Walker Evans’s (1903-1975) depictions of everyday American life, through representations of its people and objects, have had great impact on following generations of photographers and artists. His work has in recent years received new recognition and interest from the art scene, and it is constantly an important reference for all those working with photography.
His photographic style was economical and dry. Evans’ photographs were an unpretentious attempt to present the beholder with precise and detailed, not to mention straightforward, depictions of everyday motifs such as interiors, exhibition windows, advertisement posters, and architecture. His work constitutes a personal interpretation of an American documentary tradition, with a sensibility giving the images an enigmatic poesy and complexity.
Evans’s last great exhibition before his death was in the Museum of Modern Art in New York (MoMA), in 1971. The exhibition was curated by John Szarkowski, in collaboration with Evans, and comprised of 202 small silver-gelatin prints and 13 large photo-murals (large prints mounted on panel).
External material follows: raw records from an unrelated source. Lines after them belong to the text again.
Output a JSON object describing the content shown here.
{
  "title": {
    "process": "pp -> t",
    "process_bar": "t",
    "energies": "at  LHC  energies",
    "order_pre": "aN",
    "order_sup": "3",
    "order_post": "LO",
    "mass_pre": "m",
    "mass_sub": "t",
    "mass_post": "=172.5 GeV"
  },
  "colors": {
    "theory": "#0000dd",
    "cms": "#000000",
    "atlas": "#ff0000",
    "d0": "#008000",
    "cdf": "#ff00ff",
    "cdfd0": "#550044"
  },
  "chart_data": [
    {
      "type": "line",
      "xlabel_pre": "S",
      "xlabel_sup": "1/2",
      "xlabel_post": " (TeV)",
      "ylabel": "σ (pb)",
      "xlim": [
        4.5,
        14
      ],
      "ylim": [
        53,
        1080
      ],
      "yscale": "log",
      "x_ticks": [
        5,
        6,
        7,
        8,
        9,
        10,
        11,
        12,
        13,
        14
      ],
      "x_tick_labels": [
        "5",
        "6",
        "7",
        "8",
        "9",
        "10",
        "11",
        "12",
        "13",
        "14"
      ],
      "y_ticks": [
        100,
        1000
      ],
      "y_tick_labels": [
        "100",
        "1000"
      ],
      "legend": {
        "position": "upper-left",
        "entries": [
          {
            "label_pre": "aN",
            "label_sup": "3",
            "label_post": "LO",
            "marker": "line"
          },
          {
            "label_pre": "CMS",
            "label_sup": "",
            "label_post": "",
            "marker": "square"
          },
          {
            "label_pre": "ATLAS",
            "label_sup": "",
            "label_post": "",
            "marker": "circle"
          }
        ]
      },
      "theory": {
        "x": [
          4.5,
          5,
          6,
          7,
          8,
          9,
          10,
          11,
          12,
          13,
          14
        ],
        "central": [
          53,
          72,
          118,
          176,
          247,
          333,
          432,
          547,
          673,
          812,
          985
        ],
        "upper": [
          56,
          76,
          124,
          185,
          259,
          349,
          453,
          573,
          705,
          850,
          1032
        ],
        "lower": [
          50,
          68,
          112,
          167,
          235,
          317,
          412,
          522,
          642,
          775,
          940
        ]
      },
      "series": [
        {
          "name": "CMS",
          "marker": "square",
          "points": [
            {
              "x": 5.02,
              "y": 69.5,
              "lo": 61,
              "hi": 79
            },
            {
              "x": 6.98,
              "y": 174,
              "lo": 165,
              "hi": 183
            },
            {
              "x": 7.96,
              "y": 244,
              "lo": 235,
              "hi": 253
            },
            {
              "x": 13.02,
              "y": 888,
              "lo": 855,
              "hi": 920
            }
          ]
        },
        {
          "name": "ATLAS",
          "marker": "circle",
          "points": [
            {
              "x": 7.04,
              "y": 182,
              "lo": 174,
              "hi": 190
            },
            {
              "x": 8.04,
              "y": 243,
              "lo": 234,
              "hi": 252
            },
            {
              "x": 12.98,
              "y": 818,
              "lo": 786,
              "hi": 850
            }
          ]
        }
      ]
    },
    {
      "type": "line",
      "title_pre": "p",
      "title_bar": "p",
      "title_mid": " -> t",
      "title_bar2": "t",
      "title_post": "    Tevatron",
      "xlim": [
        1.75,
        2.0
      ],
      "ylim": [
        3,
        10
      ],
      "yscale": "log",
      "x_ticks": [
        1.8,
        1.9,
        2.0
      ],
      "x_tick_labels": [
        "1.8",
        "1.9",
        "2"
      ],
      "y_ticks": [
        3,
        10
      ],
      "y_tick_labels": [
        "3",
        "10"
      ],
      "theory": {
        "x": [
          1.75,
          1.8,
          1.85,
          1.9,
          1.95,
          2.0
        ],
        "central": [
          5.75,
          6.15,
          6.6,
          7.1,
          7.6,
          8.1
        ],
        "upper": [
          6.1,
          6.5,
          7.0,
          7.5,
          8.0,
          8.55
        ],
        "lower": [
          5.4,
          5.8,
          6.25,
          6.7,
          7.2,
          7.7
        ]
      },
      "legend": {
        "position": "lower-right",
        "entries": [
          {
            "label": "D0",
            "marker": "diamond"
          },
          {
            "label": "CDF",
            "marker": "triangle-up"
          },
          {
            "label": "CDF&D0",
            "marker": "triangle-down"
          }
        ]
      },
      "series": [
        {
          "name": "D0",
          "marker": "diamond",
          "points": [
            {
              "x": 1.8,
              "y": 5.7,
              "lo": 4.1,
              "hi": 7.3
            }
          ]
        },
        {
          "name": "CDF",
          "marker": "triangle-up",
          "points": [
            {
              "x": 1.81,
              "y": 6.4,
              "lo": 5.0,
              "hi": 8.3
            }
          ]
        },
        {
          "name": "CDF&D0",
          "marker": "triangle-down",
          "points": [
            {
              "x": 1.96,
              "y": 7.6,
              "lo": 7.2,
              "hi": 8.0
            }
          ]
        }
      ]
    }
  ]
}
All the photographs in the exhibition are motifs from the late 1920s to the 1960s, with an emphasis on the 1930s-40s, made by Evans for the 1971 MoMA exhibition. The photographs are doubles from MoMA’s collection, which over the last year have been bought from the museum and mediated to Scandinavian private collections.
The exhibition presents excellent and well-known examples of many aspects of Evans’s oeuvre as an innovative documentary photographer and artist. It is the first extensive presentation of his works in Norway. The exhibition is organized in collaboration with Galleri Riis. All works were purchased from MoMA and are owned by Peder Lund.